3. Leveled: Our badges communicate various levels of achievement with clear indicators for each level. Grades can be achieved in many ways (tests, extra credit, attendance, papers, to name a few) but badge levels are linked to rubrics with specific, demonstrated levels of competence.
4. Flexible: Students can design a variety of learning pathways by choosing badges that they or their employers want. Love French literature? Major in it, and as you do, choose to earn badges in technical or leadership competencies that connect the discipline with other skills employers are looking for. Students can continue to add to their badges with new skills as the market and their own changing goals demand throughout their careers. Both our undergraduate and master’s programs award badges.
5. Rigorous and Challenging: When badges represent demonstrated competencies, not just experiences, they become the currency of education. Badges take the “sorting and selecting” function out of the equation. Students are working for a clearly defined level of achievement to achieve new competencies that they might not even have attempted if it risked lowering their grades.
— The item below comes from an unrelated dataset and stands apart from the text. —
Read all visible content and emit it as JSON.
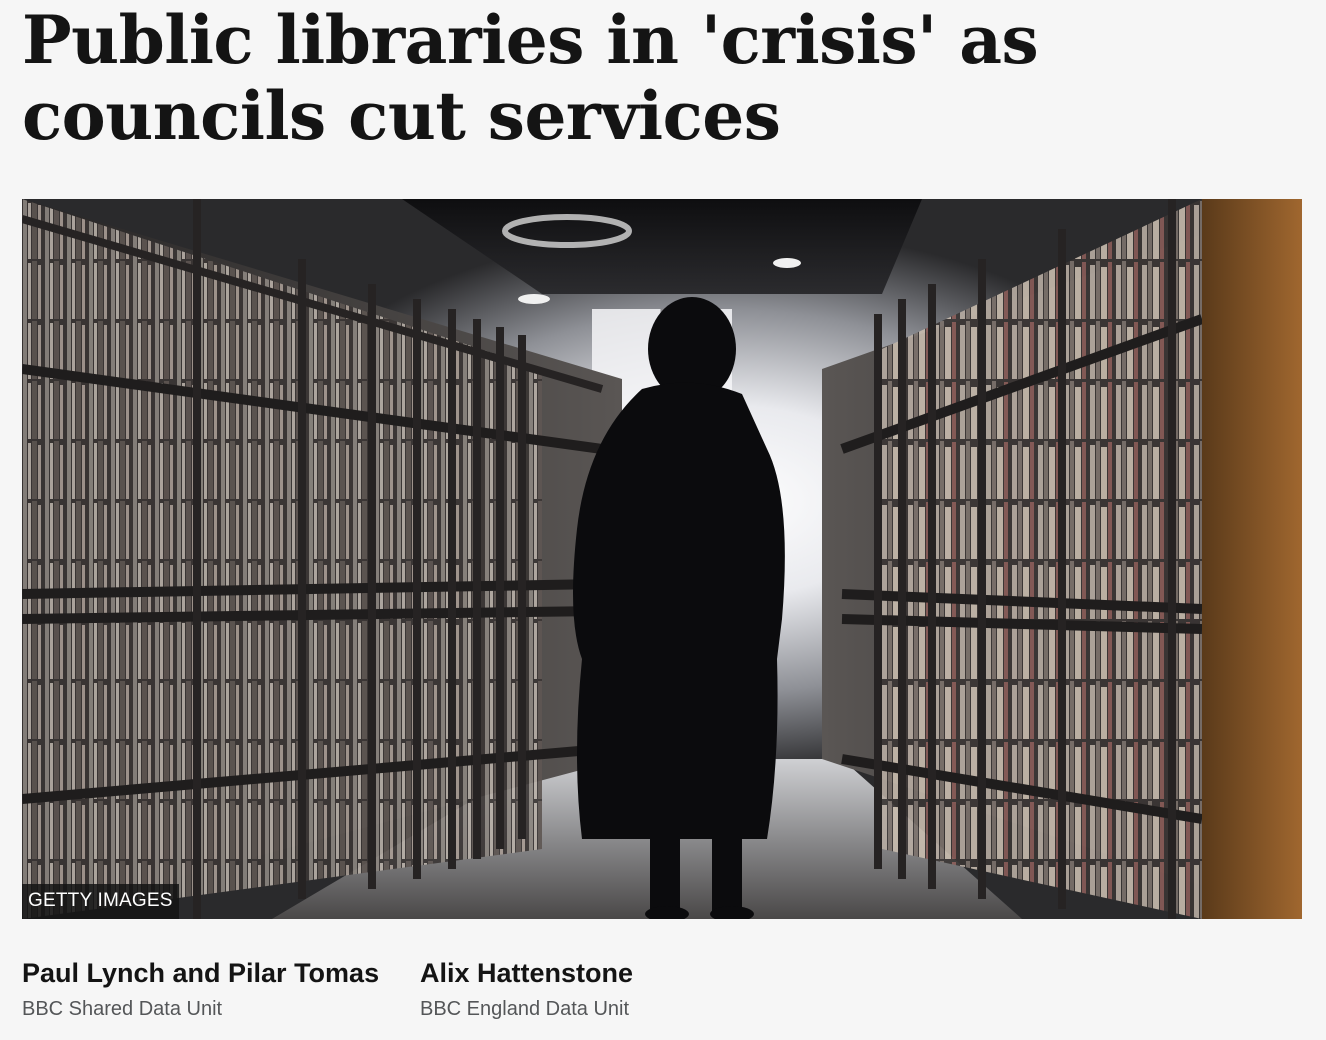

6. Equitable: A badge represents a demonstrated competency, not a hunch based on the reputation of the school or the personal biases of an interviewer. Employers appreciate that badges remove potential bias and help them find the most competent employee.
Of course, our university and and others are grappling with many challenges as we attempt to innovate in this area. While design and technology companies have been using badges for several years, many employers are still unfamiliar with badging and how it can help them. Our corporate partners are more and more excited about badges as they begin to use them for selection and promotion. Students in our programs are coached to explain the badges to those other employers who might not understand what they mean.
The communication work of universities, foundations and badging entrepreneurs is working—a search of “digital badge” shows up about 5.4 million hits on Google. Nevertheless, there is work to be done. Making the digital badge a meaningful currency requires dialog and collaboration across many entities: universities, foundations, employers, students and third-party badge storage and display providers.
Badge issuers must come to consensus on how to communicate the value of badges and badging systems. All of us must continue to listen and talk in our networks to promote the notion that badges can and should surpass the resume and transcript as a way to demonstrate competency attainment.